Liquor licenses focus of lobbying

Brochin and Gardina pushing a bill to transfer six of them to Towson

February 11, 2003|By Andrew A. Green | Andrew A. Green,SUN STAFF

With the Baltimore County liquor lobby's biggest defenders in the General Assembly out of office, a handful of county politicians is trying to crack the decades-old system that keeps scores of excess liquor licenses in the shrinking precincts of the east side and limits them in the growing communities to the west.

Dreaming of a Little Italy of restaurants on the Towson traffic circle, Sen. James Brochin and County Councilman Vincent J. Gardina are pushing a bill in the General Assembly that would allow a half-dozen liquor licenses for sit-down restaurants, not bars, to be transferred to the county seat.

They see the idea as a key component in an effort to revitalize Towson's urban center, envisioning a mix of offices, residences, shopping and entertainment. A concentration of restaurants is necessary to make that happen, they say, and to get restaurants, liquor licenses are needed.

"Right now, there is a significant number of vacant properties and a significant number of underdeveloped properties, and we felt that one of the starts to try to help stimulate business in there would be to draw in some major national restaurant chains or local restaurants, but the current system makes it very difficult to obtain licenses in Towson," Gardina said.

He noted that Dave and Buster's, a national chain of restaurants/game emporiums, a sort of adult version of Chuck E. Cheese's, has expressed interest in Towson.

Such a major entertainment attraction would bring existing shops and restaurants new patrons and be a catalyst for new businesses, he said, but would be impossible without a liquor license.

Supporters lost

Although the liquor lobby lost major friends in the county's legislative delegation last year when Sen. Thomas L. Bromwell resigned, and Sen.

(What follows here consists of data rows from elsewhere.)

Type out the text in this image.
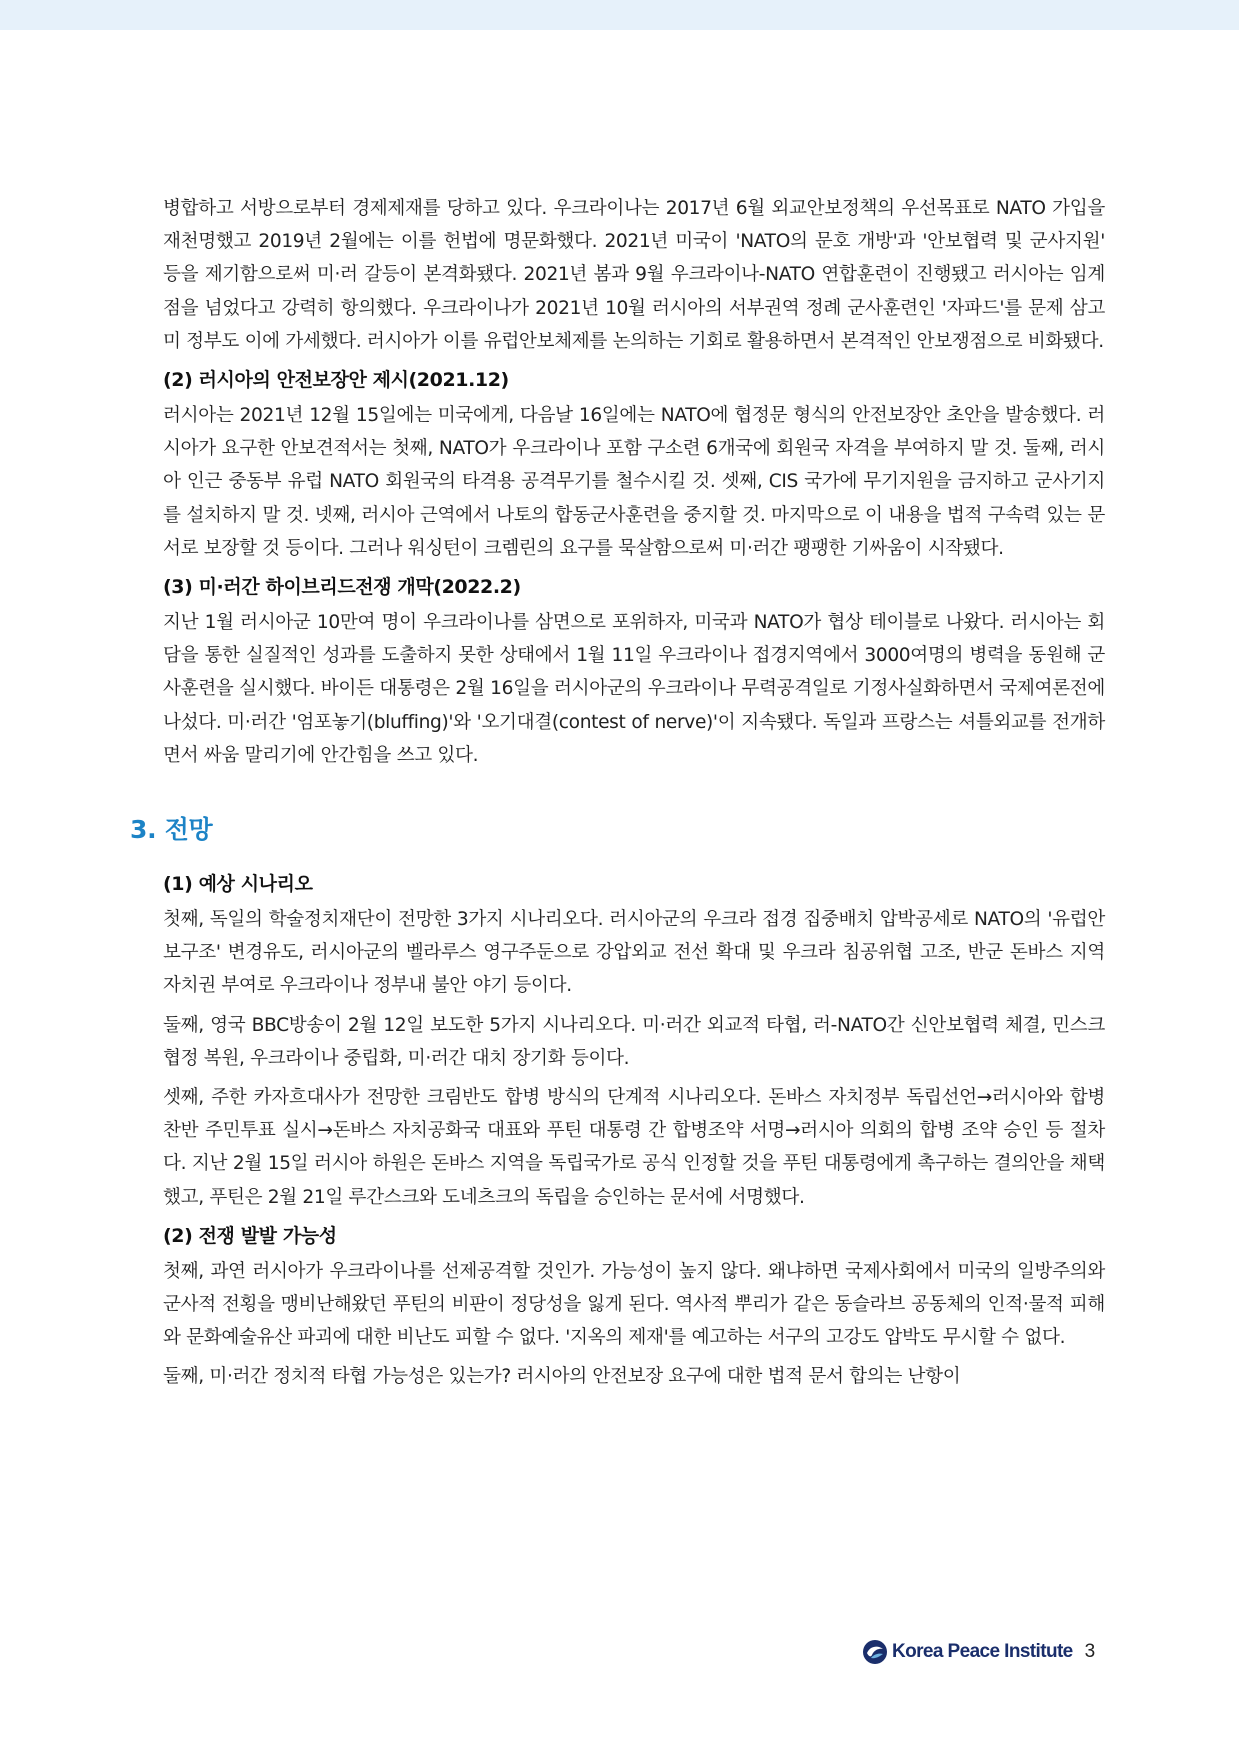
병합하고 서방으로부터 경제제재를 당하고 있다. 우크라이나는 2017년 6월 외교안보정책의 우선목표로 NATO 가입을 재천명했고 2019년 2월에는 이를 헌법에 명문화했다. 2021년 미국이 'NATO의 문호 개방'과 '안보협력 및 군사지원' 등을 제기함으로써 미·러 갈등이 본격화됐다. 2021년 봄과 9월 우크라이나-NATO 연합훈련이 진행됐고 러시아는 임계점을 넘었다고 강력히 항의했다. 우크라이나가 2021년 10월 러시아의 서부권역 정례 군사훈련인 '자파드'를 문제 삼고 미 정부도 이에 가세했다. 러시아가 이를 유럽안보체제를 논의하는 기회로 활용하면서 본격적인 안보쟁점으로 비화됐다.

(2) 러시아의 안전보장안 제시(2021.12)

러시아는 2021년 12월 15일에는 미국에게, 다음날 16일에는 NATO에 협정문 형식의 안전보장안 초안을 발송했다. 러시아가 요구한 안보견적서는 첫째, NATO가 우크라이나 포함 구소련 6개국에 회원국 자격을 부여하지 말 것. 둘째, 러시아 인근 중동부 유럽 NATO 회원국의 타격용 공격무기를 철수시킬 것. 셋째, CIS 국가에 무기지원을 금지하고 군사기지를 설치하지 말 것. 넷째, 러시아 근역에서 나토의 합동군사훈련을 중지할 것. 마지막으로 이 내용을 법적 구속력 있는 문서로 보장할 것 등이다. 그러나 워싱턴이 크렘린의 요구를 묵살함으로써 미·러간 팽팽한 기싸움이 시작됐다.

(3) 미·러간 하이브리드전쟁 개막(2022.2)

지난 1월 러시아군 10만여 명이 우크라이나를 삼면으로 포위하자, 미국과 NATO가 협상 테이블로 나왔다. 러시아는 회담을 통한 실질적인 성과를 도출하지 못한 상태에서 1월 11일 우크라이나 접경지역에서 3000여명의 병력을 동원해 군사훈련을 실시했다. 바이든 대통령은 2월 16일을 러시아군의 우크라이나 무력공격일로 기정사실화하면서 국제여론전에 나섰다. 미·러간 '엄포놓기(bluffing)'와 '오기대결(contest of nerve)'이 지속됐다. 독일과 프랑스는 셔틀외교를 전개하면서 싸움 말리기에 안간힘을 쓰고 있다.

3. 전망
(1) 예상 시나리오

첫째, 독일의 학술정치재단이 전망한 3가지 시나리오다. 러시아군의 우크라 접경 집중배치 압박공세로 NATO의 '유럽안보구조' 변경유도, 러시아군의 벨라루스 영구주둔으로 강압외교 전선 확대 및 우크라 침공위협 고조, 반군 돈바스 지역 자치권 부여로 우크라이나 정부내 불안 야기 등이다.

둘째, 영국 BBC방송이 2월 12일 보도한 5가지 시나리오다. 미·러간 외교적 타협, 러-NATO간 신안보협력 체결, 민스크협정 복원, 우크라이나 중립화, 미·러간 대치 장기화 등이다.

셋째, 주한 카자흐대사가 전망한 크림반도 합병 방식의 단계적 시나리오다. 돈바스 자치정부 독립선언→러시아와 합병 찬반 주민투표 실시→돈바스 자치공화국 대표와 푸틴 대통령 간 합병조약 서명→러시아 의회의 합병 조약 승인 등 절차다. 지난 2월 15일 러시아 하원은 돈바스 지역을 독립국가로 공식 인정할 것을 푸틴 대통령에게 촉구하는 결의안을 채택했고, 푸틴은 2월 21일 루간스크와 도네츠크의 독립을 승인하는 문서에 서명했다.

(2) 전쟁 발발 가능성

첫째, 과연 러시아가 우크라이나를 선제공격할 것인가. 가능성이 높지 않다. 왜냐하면 국제사회에서 미국의 일방주의와 군사적 전횡을 맹비난해왔던 푸틴의 비판이 정당성을 잃게 된다. 역사적 뿌리가 같은 동슬라브 공동체의 인적·물적 피해와 문화예술유산 파괴에 대한 비난도 피할 수 없다. '지옥의 제재'를 예고하는 서구의 고강도 압박도 무시할 수 없다.

둘째, 미·러간 정치적 타협 가능성은 있는가? 러시아의 안전보장 요구에 대한 법적 문서 합의는 난항이

Korea Peace Institute 3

Diane DeCarlo lost in the November election - both are Democrats with backgrounds in the tavern trade - the industry's well-financed trade group, the Baltimore County Licensed Beverage Association, has vowed to fight an effort that it contends would hurt existing restaurants.

"I think it's a mistake, and ultimately all you do is do violence to your existing business owners and licensees," said David F. Mister, a longtime attorney for the association.

A finite market

"The concept of economic development fails if you fail to address the needs of your existing business people. ... I believe you have a relatively finite market, and it just moves around. When you open a new restaurant, it's the same number of dollars. You're just moving them around."

Jack Milani, the association's legislative director, said restaurants in the Towson area don't appear to be turning people away, and some, such as Pizzeria Uno's on York Road, have gone out of business recently.

Liquor licenses are allotted by election district based on population and a combination of exceptions.

Towson has nine licenses more than its quota, Milani said. The east-side district, which includes Essex, Middle River and parts of Dundalk, is 133 licenses over its quota.

Restaurant, bar and liquor store owners buy licenses assuming a certain level of competition, and it would be unfair to increase that level of competition later, Milani said.

"If you've gotten into that business based on a set of rules, basically I don't think you get to the fourth quarter and change the rules on people who are already in," Milani said.

That line of thinking is "anti-capitalist," Brochin said. His plan, modeled on a 1988 law that allowed the transfer of up to six licenses to Pikesville, would not add licenses to the county and would not force anyone to sell or transfer a license.

The good survive

It's up to the free market to determine whether anyone takes advantage of the plan and up to the market to decide which restaurants thrive, Brochin said.

"At the end of the day, the restaurants that have good food and offer good service are the restaurants that are going to survive, and those are the ones that have survived," Brochin said.

"There are places like Michael's in Timonium that survive and flourish because they have good food. Unfortunately, Towson has had very few places like that. ... If six additional licenses would offer that stability for an upscale restaurant to come in, that would be a good opportunity."

Mister said laws of the marketplace don't apply to the liquor trade.

"The alcoholic beverage business is not free enterprise and has not been free enterprise since they repealed Prohibition," he said. "It's one of the most highly regulated industries."

Sen. Paula C. Hollinger, a Pikesville-Owings Mills Democrat, pushed the Pikesville bill through in 1988 in hopes of spurring revitalization there. She said that a small number of restaurants have taken advantage of it, and that none has gone out of business because of it. She is co-sponsoring Brochin's Towson bill and working to repeal a sunset provision on the Pikesville transfer law.